J Invertebr Pathol. 2021 Nov;186:107587. doi: 10.1016/j.jip.2021.107587. Epub 2021 Apr 8.
Bioinformatic analyses of protein sequences play an important role in the discovery and subsequent safety assessment of insect control proteins in Genetically Modified (GM) crops. Due to the rapid adoption of high-throughput sequencing methods over the last decade, the number of protein sequences in GenBank and other public databases has increased dramatically. Many of these protein sequences are the product of whole genome sequencing efforts, coupled with automated protein sequence prediction and annotation pipelines. Published genome sequencing studies provide a rich and expanding foundation of new source organisms and proteins for insect control or other desirable traits in GM products. However, data generated by automated pipelines can also confound regulatory safety assessments that employ bioinformatics. Largely this issue does not arise due to underlying sequence, but rather its annotation or associated metadata, and the downstream integration of that data into existing repositories. Observations made during bioinformatic safety assessments are described.

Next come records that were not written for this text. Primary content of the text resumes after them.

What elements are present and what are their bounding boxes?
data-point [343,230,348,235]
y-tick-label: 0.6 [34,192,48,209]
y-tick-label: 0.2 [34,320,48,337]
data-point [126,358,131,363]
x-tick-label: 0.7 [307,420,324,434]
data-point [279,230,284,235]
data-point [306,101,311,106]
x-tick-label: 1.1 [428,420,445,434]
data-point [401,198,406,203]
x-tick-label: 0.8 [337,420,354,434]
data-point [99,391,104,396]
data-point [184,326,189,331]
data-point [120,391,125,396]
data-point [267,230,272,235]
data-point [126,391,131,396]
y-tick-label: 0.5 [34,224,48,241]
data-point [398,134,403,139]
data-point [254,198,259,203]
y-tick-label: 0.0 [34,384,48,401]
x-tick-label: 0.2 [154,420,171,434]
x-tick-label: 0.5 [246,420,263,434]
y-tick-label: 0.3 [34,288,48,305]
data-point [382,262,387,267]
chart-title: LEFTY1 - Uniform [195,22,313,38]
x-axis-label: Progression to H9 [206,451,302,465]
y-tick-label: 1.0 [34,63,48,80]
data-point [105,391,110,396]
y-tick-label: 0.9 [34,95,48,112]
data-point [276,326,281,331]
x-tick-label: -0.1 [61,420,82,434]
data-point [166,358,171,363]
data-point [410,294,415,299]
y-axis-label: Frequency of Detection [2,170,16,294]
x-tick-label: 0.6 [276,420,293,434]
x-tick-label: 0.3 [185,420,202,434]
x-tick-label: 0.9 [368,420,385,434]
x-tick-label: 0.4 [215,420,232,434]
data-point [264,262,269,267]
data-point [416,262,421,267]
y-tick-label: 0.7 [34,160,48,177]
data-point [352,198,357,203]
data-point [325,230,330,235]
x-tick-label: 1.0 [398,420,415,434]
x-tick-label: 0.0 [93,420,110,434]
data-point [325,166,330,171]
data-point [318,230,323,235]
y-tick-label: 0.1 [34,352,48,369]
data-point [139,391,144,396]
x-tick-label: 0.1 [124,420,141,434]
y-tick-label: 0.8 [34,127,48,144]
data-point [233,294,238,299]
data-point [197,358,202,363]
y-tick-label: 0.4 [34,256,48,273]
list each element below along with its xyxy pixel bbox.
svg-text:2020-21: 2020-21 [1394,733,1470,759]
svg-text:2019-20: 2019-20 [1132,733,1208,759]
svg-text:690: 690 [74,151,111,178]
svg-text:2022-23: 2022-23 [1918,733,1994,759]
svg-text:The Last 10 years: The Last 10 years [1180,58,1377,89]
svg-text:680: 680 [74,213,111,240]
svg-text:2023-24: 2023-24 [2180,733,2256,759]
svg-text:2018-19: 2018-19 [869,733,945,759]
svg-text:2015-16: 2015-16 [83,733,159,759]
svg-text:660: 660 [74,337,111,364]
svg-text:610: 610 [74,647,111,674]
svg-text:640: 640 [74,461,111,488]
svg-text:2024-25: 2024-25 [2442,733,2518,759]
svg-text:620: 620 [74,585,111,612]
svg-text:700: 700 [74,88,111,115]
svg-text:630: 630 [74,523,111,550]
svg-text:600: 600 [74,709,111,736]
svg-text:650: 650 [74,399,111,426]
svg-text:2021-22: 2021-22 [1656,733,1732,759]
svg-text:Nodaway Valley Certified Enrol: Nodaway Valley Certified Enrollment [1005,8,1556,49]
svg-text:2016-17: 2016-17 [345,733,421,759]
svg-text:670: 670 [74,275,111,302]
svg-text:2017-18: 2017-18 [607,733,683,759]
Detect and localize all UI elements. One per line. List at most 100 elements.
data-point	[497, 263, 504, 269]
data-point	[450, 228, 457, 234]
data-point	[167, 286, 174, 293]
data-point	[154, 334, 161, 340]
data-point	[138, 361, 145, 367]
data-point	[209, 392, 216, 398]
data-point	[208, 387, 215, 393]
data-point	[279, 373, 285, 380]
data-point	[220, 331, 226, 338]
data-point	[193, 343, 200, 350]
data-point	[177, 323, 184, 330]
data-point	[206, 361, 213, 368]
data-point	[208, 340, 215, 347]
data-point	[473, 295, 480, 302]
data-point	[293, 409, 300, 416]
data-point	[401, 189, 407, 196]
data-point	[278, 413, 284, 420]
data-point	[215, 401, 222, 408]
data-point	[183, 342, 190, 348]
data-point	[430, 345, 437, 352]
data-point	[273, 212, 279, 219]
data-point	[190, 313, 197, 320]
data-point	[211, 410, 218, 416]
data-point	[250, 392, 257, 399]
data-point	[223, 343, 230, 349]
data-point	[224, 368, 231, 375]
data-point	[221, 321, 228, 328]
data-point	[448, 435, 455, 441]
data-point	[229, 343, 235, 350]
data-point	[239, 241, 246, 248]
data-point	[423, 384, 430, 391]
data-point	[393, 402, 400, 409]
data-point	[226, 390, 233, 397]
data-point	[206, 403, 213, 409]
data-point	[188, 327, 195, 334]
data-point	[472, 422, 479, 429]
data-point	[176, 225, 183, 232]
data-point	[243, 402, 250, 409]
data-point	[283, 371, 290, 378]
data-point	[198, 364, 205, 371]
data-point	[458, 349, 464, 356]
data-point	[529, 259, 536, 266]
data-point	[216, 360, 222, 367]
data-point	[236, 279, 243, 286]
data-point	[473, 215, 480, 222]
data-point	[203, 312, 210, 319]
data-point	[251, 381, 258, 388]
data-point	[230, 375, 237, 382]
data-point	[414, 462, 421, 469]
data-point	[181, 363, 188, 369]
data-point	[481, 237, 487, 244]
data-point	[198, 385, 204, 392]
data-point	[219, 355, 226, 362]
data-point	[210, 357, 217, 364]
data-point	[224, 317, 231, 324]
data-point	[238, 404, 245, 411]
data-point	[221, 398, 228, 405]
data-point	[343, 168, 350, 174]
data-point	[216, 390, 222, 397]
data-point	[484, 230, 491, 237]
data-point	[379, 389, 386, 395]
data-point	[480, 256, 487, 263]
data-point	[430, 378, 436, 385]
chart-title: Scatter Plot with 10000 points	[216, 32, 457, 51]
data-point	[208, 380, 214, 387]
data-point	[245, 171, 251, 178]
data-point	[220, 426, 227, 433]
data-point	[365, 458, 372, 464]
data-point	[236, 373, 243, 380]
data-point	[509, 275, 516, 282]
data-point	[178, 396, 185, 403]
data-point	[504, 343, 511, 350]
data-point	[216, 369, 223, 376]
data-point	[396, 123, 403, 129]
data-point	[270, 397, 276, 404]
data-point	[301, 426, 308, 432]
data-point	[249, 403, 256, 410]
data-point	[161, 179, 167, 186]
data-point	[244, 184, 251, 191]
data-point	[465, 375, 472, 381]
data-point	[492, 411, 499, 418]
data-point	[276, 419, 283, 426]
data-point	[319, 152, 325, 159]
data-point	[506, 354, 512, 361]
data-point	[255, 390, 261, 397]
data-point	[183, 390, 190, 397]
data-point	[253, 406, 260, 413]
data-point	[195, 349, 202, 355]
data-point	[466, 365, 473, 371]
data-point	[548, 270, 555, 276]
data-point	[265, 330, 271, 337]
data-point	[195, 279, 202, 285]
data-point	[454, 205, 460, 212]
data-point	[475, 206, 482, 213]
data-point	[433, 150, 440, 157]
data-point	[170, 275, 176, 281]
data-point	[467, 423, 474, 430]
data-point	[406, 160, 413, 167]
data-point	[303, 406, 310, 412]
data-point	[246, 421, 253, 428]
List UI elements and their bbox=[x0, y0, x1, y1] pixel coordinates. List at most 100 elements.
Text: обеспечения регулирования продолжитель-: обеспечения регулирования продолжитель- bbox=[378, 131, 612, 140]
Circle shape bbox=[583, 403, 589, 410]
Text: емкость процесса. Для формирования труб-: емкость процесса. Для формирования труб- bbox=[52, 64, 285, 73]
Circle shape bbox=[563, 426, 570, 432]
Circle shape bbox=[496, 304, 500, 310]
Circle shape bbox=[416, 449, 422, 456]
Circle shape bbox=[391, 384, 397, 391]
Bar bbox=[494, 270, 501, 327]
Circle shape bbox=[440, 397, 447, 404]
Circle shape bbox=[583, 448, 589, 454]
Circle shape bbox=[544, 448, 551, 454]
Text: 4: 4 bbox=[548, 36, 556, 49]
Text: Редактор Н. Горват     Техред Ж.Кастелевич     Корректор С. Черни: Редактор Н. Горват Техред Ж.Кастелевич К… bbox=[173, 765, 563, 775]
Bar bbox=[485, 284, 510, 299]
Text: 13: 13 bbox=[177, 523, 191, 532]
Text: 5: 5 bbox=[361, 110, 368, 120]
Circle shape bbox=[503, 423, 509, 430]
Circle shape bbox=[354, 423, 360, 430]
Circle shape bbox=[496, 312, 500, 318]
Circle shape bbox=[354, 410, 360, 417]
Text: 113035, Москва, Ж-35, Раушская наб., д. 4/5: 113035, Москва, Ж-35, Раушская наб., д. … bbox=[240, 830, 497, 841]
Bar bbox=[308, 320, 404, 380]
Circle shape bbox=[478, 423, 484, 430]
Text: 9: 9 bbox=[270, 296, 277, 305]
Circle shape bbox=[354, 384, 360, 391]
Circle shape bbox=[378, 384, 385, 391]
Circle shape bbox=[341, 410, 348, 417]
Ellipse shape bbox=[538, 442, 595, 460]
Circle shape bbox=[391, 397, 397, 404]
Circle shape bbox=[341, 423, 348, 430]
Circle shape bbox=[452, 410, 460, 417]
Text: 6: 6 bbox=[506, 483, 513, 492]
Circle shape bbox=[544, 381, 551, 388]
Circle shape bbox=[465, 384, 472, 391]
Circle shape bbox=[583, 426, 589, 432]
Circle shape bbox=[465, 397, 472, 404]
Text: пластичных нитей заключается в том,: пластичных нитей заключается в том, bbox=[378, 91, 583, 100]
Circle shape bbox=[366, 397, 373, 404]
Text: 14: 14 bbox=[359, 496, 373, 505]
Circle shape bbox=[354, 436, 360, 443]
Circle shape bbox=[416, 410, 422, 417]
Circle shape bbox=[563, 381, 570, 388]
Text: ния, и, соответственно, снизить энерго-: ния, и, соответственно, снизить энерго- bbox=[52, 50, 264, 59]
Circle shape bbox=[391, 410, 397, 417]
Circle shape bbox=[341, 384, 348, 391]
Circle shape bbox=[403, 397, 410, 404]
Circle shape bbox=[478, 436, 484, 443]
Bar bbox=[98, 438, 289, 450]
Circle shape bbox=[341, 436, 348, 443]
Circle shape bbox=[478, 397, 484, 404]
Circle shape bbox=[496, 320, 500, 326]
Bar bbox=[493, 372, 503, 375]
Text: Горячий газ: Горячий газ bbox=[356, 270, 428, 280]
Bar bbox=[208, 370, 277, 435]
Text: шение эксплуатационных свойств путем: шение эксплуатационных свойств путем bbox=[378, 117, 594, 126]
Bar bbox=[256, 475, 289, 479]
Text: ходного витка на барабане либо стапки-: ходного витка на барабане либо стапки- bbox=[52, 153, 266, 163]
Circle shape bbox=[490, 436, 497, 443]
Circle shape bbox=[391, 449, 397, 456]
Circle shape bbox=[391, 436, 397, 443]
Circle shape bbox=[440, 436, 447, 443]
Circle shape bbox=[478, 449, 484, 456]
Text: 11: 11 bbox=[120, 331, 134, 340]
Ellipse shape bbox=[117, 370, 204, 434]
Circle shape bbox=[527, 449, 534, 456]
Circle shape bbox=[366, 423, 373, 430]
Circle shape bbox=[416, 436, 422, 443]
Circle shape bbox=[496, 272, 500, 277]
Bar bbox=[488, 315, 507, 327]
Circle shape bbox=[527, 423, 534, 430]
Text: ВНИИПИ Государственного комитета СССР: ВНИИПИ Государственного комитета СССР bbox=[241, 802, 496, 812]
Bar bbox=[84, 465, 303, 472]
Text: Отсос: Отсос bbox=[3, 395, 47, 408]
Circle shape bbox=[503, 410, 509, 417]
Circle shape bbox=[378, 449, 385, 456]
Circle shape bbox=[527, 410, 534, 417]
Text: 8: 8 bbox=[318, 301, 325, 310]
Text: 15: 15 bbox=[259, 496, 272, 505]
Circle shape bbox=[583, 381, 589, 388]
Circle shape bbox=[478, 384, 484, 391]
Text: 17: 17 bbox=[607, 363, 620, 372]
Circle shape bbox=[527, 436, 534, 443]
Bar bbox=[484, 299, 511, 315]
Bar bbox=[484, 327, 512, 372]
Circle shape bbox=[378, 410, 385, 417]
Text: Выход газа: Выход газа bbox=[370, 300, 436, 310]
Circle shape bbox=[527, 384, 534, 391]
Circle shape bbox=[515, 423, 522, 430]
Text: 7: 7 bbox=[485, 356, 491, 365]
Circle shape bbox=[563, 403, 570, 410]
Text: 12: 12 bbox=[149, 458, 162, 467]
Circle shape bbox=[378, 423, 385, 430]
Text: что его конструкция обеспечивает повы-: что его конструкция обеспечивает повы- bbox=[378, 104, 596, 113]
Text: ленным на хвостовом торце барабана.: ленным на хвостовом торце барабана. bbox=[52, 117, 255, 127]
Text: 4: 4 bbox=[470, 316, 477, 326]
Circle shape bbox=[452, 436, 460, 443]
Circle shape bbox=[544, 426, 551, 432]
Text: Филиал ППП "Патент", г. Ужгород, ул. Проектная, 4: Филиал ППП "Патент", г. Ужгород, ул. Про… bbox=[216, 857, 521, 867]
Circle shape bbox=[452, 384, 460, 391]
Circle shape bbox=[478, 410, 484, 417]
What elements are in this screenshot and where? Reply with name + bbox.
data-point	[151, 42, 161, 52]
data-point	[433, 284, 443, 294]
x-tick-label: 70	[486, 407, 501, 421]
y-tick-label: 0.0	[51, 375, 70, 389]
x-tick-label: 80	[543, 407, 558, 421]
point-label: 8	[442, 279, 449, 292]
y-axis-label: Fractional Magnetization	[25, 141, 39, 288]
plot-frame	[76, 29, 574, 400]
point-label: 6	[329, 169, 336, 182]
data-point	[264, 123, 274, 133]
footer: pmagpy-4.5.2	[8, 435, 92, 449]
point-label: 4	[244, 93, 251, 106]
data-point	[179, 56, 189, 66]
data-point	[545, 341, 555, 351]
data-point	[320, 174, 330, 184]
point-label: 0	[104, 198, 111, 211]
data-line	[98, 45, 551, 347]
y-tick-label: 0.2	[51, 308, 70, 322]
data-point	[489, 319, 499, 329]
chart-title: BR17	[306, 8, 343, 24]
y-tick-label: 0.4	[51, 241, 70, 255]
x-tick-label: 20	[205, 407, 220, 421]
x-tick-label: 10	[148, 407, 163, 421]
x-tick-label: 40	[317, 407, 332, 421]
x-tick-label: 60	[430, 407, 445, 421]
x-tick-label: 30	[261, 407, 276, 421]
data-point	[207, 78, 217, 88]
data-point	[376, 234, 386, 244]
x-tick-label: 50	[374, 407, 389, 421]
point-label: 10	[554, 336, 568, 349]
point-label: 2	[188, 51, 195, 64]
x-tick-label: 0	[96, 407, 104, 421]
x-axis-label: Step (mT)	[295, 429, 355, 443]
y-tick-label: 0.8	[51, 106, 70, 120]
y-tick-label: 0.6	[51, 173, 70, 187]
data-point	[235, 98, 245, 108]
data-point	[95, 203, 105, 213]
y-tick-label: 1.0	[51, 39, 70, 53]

对蛋白质序列进行生物信息学分析在发现和随后评估转基因作物中的昆虫控制蛋白的安全性方面发挥着重要作用。由于过去十年高通量测序方法的快速采用,GenBank 和其他公共数据库中的蛋白质序列数量急剧增加。这些蛋白质序列中的许多是全基因组测序工作的产物,同时结合了自动化蛋白质序列预测和注释管道。已发表的基因组测序研究为昆虫控制或转基因产品中的其他理想特性提供了丰富且不断扩展的新来源生物和蛋白质基础。然而,自动化管道生成的数据也可能使采用生物信息学的监管安全评估变得复杂。在很大程度上,这个问题不是由于潜在的序列引起的,而是由于其注释或相关元数据,以及将该数据下游整合到现有存储库中。描述了在生物信息学安全评估中观察到的情况。